- The Washington Times - Wednesday, April 3, 2002

China's buildup of short-range missiles near its southeastern coast is "threatening" to Taiwan and poses a danger to sea lanes and ports in the region, the Pentagon said yesterday.
"These missiles are clearly designed to project a threatening posture and to try and intimidate the people and the democratically elected government of Taiwan," said Pentagon spokesman Lt. Cmdr. Jeff Davis.
"We're monitoring China's force modernization opposite Taiwan very carefully, including the [Peoples Liberation Armys] growing arsenal of tactical ballistic missiles," he said.
Cmdr. Davis declined to comment directly on a report in yesterday's editions of The Washington Times that Beijing recently added new short-range missiles near Taiwan. "On specific intelligence, we're not going to comment," he said.
China's overall buildup of forces is less a worry than its military modernization effort near Taiwan, he said.
"The modernization itself doesn't bother us," Cmdr. Davis said. "China is a major regional power and it's appropriate that it has a military commensurate with its stature," he said.
"What is a concern to us are the things that raise tensions vis-a-vis Taiwan, in particular their missile deployments."
U.S. intelligence officials disclosed to The Times that China in the past three weeks moved some 20 additional CSS-7 short-range ballistic missiles to a base at Yongan, within striking distance of Taiwan.
The missiles are regarded as destabilizing because their presence increases tensions and the danger that an incident could trigger a conflict.
In the past, the Pentagon has declined to comment on reports of threatening Chinese military activities or exercises.
The Chinese missile force near Taiwan has increased from fewer than 50 in 1997 to more than 350 today. The Defense Intelligence Agency estimates that the missile force of both CSS-6s and CSS-7s will grow to as many as 650 by 2005.
Cmdr. Davis said China's naval buildup also posed a threat to sea lanes used by Taiwan and the region.
"The other area of modernization that we are watching closely is their navy," Cmdr. Davis said. "We're watching closely for the potential impact of China's naval modernization on Taiwan's sea lanes of communication or access to its ports."
The naval buildup could threaten Taiwan's freedom of navigation, he said.
The Bush administration announced last year that it would supply Taiwan with up to eight diesel-electric submarines to bolster its defenses against China's growing military power. It also offered Kidd-class guided-missile destroyers, but stopped short of offering more advanced Arleigh Burke-class warships, which included Aegis battle-management systems that could be used in future missile defenses.

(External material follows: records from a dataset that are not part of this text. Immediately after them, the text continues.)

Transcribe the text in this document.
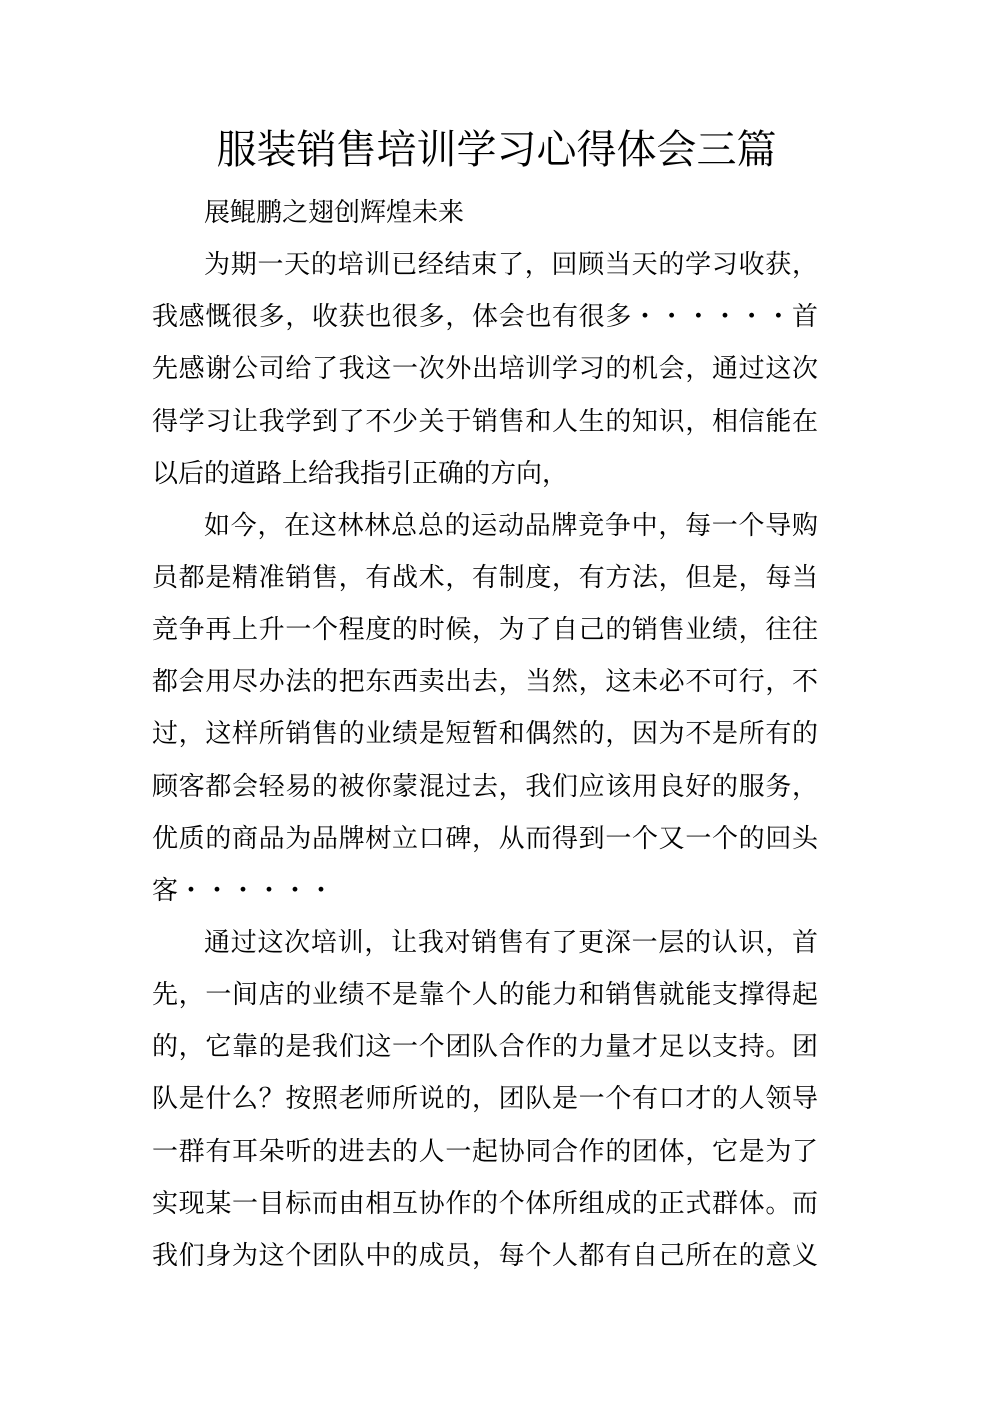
服装销售培训学习心得体会三篇
展鲲鹏之翅创辉煌未来
为期一天的培训已经结束了，回顾当天的学习收获，
我感慨很多，收获也很多，体会也有很多・・・・・・首
先感谢公司给了我这一次外出培训学习的机会，通过这次
得学习让我学到了不少关于销售和人生的知识，相信能在
以后的道路上给我指引正确的方向，
如今，在这林林总总的运动品牌竞争中，每一个导购
员都是精准销售，有战术，有制度，有方法，但是，每当
竞争再上升一个程度的时候，为了自己的销售业绩，往往
都会用尽办法的把东西卖出去，当然，这未必不可行，不
过，这样所销售的业绩是短暂和偶然的，因为不是所有的
顾客都会轻易的被你蒙混过去，我们应该用良好的服务，
优质的商品为品牌树立口碑，从而得到一个又一个的回头
客・・・・・・
通过这次培训，让我对销售有了更深一层的认识，首
先，一间店的业绩不是靠个人的能力和销售就能支撑得起
的，它靠的是我们这一个团队合作的力量才足以支持。团
队是什么？按照老师所说的，团队是一个有口才的人领导
一群有耳朵听的进去的人一起协同合作的团体，它是为了
实现某一目标而由相互协作的个体所组成的正式群体。而
我们身为这个团队中的成员，每个人都有自己所在的意义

China has purchased two Sovremenny-class destroyers from Russia that are equipped with SSN-22 Sunburn anti-ship missiles, and recently has ordered two more.
In addition to missile deployments and ship purchases, China also has acquired advanced Su-27 and Su-30 warplanes and is building a new class of attack submarines.
Its strategic nuclear buildup includes two new long-range mobile missile systems and a new class of ballistic-missile submarines.